When we returned home from the Alpaca adventure, all we had left to do was mix a quick salad dressing, slice the turkey, toast some crunchies and toss the whole thing - 20 minutes tops.  Obviously this would be a great recipe for any busy night (including work nights) if you marinate and roast the turkey in advance.  Even if you aren't heading to an Alpaca farm.
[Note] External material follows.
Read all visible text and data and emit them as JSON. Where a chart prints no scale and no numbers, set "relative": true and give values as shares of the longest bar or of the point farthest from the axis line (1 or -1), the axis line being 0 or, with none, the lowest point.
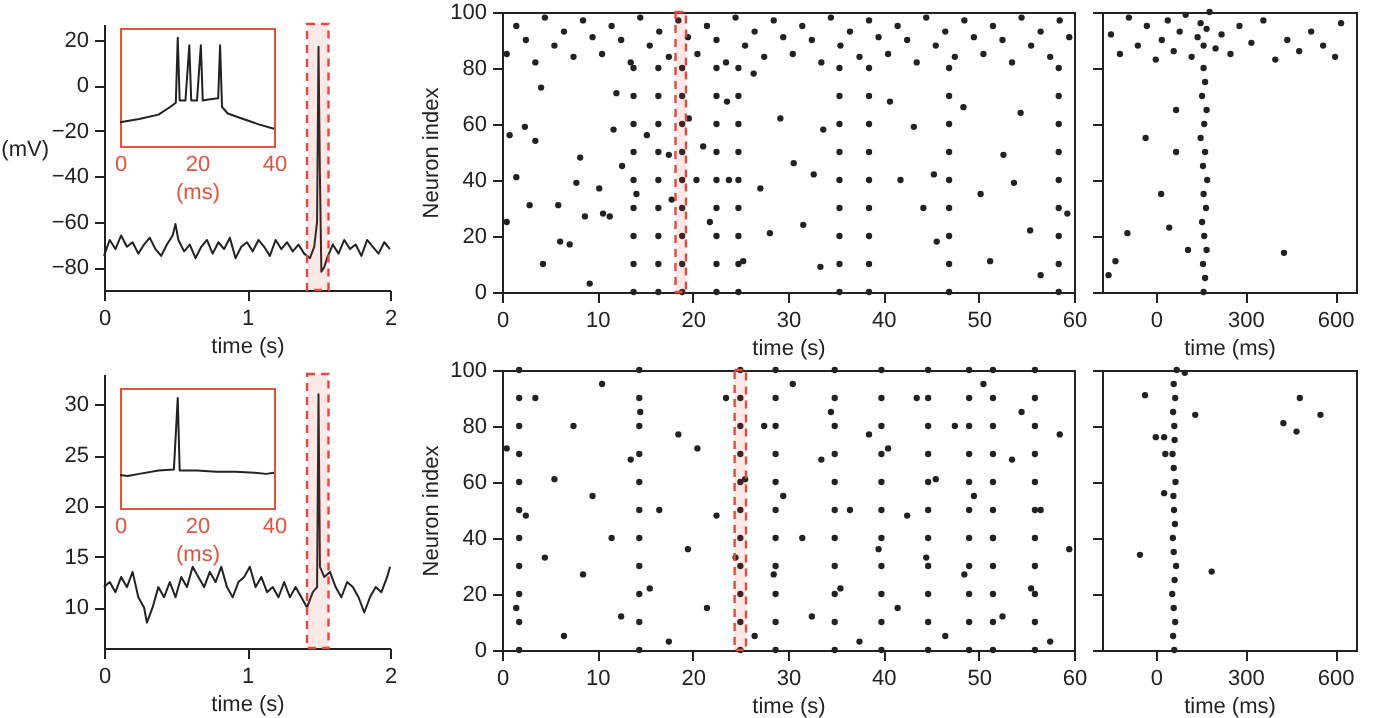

** click here for a printable recipe version **

Gingered Turkey and Spinach Salad
Serves 4

Note:  plan ahead as the turkey needs to be marinated and roasted in advance.

For turkey
1 (2 lb.) turkey breast, skinned and boned (weight is before skinning and boning)
3 cloves garlic, finely chopped
¾ tsp cinnamon
2 tablespoons peeled and grated fresh ginger root
¼ cup unsalted chicken stock
1 tablespoon toasted sesame oil
1 tablespoon soy sauce
1 tablespoon vegetable oil

For salad
4 tablespoons olive oil
1-1/2 tablespoons sugar
1-1/2 tablespoons rice vinegar
1-1/2 tablespoons soy sauce
1 3-oz bag Asian noodle soup mix (such as Top Ramen), noodles coarsely crushed
1/3 cup slivered or sliced almonds
1 tablespoon sesame seeds
1 6-oz bag of baby spinach
6 green onions, white and green tops thinly sliced


To Make Marinade:
Combine garlic, cinnamon, ginger root, stock, sesame oil and soy sauce in a gallon zip top bag.

To Prepare the Turkey
Put the turkey in the bag and turn several times to make sure it is evenly coated.  Refrigerate, turning occasionally, for at least 8 hours and preferably overnight.  Preheat the oven to 350 degrees.  Remove the turkey from the marinade and scrape off any excess garlic and ginger.  Reserve the marinade and allow the turkey to come to room temperature while the oven preheats.  Heat the vegetable oil in an oven proof skillet over medium-high heat.  Saute the turkey until golden brown on the first side, then turn and continue cooking for one minute.  Put the turkey in the oven for 45 minutes.  While it bakes, bring the reserved marinade to a boil and remove from heat.  After 20 minutes, remove the turkey from the oven and baste with the reserved marinade, then return to the oven for the final 25 minutes.  The thickest part of the breast should read 165d on a meat thermometer when it comes out of the oven.  Let rest until cool, then place in a fresh zip top bag with any accumulated juices in the refrigerator for several hours.

To Make the Salad:
Whisk 3 tablespoons of olive oil, the sugar, vinegar and soy sauce together in a small bowl.  Season with salt and pepper.  Heat the remaining tablespoon of oil in a medium skillet over medium heat.  Add the noodles (reserve seasoning packet for another use), nuts and sesame seeds and stir until toasted and golden, about 5 minutes.  Pour contents of skillet into a large bowl and cool 10 minutes.  Meanwhile, slice the turkey into thin slices.  Add the spinach and onions to the large bowl and toss with enough dressing to coat.  Divide between plates and place turkey slices on top.  Drizzle turkey with any leftover dressing.